Let’s clarify one point he makes above to counter the misleading media representation – the objection to the mandate is NOT the Catholic Church or anyone of the 2500 religious leaders of the US trying to restrict access to birth control for anyone. To date, over 90% of women have reported that they have had access to birth control when trying to prevent a pregnancy. This isn’t about access to birth control and an attempt to restrict it in any way – its about individuals saying ‘That’s fine if you want to use it, but please don’t make me pay for it.’ Right now roughly 90% of insurance plans cover it, but the fact is that with this mandate no one will have a choice any longer as to whether they choose to cover it or not.
Finally, as this mandate pertains to religious freedom – the HHS contraception/sterilization/abortion inducing drug mandate clearly flies in the face of the US Constitution. The First Amendment states:
Congress shall make no law respecting an establishment of religion, or prohibiting the free exercise thereof…
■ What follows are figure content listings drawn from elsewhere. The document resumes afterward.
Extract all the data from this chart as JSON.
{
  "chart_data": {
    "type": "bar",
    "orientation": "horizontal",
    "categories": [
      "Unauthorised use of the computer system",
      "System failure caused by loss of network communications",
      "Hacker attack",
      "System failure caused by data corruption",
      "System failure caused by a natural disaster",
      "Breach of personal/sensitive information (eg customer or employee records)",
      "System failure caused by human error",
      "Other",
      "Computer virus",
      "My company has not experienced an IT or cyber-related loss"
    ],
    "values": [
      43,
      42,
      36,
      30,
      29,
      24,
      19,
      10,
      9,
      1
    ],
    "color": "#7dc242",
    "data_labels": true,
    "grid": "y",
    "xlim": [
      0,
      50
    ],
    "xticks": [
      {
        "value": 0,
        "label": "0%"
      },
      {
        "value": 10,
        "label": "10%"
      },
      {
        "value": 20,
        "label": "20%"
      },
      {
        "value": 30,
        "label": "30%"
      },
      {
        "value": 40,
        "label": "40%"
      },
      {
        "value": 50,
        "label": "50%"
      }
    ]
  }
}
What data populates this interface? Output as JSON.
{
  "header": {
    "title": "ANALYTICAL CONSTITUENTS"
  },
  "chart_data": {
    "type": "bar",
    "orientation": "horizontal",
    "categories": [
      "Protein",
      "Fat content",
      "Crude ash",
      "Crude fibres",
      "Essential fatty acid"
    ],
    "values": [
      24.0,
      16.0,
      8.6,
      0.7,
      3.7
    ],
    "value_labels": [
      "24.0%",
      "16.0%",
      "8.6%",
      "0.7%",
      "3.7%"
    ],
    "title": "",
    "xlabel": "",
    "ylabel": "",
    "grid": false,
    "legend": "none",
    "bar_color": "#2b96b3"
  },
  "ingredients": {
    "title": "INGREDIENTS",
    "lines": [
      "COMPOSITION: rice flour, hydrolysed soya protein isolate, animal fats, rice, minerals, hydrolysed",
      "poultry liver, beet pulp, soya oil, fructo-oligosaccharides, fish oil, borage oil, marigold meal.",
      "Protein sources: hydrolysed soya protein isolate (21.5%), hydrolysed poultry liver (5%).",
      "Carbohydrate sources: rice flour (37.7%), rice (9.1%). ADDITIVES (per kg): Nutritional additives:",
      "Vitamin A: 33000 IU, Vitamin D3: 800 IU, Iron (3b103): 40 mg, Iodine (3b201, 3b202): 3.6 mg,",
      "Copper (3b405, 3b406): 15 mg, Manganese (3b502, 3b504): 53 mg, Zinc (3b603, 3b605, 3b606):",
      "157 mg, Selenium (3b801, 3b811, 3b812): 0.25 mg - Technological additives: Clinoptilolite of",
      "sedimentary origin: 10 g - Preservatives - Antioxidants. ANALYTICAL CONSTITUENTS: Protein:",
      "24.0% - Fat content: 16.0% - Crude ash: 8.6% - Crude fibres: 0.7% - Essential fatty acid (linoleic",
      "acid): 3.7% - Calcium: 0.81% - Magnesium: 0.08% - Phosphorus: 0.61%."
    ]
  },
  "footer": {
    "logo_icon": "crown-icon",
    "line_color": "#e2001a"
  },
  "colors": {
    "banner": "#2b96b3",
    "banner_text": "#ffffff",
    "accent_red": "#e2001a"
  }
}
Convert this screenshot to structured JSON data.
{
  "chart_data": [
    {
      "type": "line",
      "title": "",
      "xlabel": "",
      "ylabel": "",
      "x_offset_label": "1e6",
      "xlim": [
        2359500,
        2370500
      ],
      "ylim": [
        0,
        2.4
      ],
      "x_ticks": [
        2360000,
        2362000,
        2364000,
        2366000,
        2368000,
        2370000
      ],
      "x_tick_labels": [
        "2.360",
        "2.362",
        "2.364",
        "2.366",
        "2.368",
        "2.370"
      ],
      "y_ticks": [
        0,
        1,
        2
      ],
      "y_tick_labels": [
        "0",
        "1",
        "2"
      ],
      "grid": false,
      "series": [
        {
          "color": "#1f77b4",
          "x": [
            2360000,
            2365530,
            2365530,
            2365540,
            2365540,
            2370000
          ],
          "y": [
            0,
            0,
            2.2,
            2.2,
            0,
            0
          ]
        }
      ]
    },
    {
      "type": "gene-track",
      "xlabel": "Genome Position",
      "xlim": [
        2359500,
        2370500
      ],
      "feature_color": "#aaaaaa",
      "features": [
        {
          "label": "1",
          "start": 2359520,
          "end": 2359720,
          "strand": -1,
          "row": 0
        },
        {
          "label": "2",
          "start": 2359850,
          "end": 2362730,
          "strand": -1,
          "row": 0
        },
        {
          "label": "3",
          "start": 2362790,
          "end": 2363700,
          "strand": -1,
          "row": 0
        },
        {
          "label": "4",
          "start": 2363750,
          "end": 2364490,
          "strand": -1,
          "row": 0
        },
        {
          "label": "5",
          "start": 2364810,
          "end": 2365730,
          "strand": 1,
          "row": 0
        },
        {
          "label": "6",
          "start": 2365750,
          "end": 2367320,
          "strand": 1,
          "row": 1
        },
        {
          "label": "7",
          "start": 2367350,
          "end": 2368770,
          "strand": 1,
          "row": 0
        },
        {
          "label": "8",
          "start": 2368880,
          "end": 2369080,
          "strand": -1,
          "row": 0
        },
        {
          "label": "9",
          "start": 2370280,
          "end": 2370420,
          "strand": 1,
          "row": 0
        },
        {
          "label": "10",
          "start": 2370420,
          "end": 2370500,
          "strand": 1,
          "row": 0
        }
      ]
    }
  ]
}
If the government will not permit me to ‘opt out’ of paying for drugs and services against which my religion has a clearly defined moral objection – how is government *not* ‘prohibiting the free exercise thereof’? Quakers are not required to serve in the military as it violates their religious beliefs. The Amish are entirely exempt from carrying any health insurance and even Muslims may also find themselves exempt from the overall insurance mandate – both based on religious beliefs. The same individuals, however, are not will to recognize my religious beliefs and that of millions across the country. The Fourteenth Amendment provides ‘equal protection under the law’. If we are willing to allow for the exemptions based on some religious beliefs, but not others – aren’t we then allowing our government to violate the Fourteenth Amendment by allowing for religious discrimination?
I will continue to pray that those of us who believe that these products and services are morally objectionable will be given the choice to not have to pay for them as part of our health insurance. If allowed to stand, it sets a precedent in allowing for the government to mandate any product be required to be purchased by individuals from private entities. I hear the sales of Chevy Volts have been dwindling, perhaps we could mandate that every family making over $170k purchase one of those next!
Today’s writing wasn’t exactly ‘Lent’ related… but I did want to get it out there as it pertains to religious liberty in the US and it does help open the door as to further writing as to why I believe in Natural Family Planning as a viable family planning method.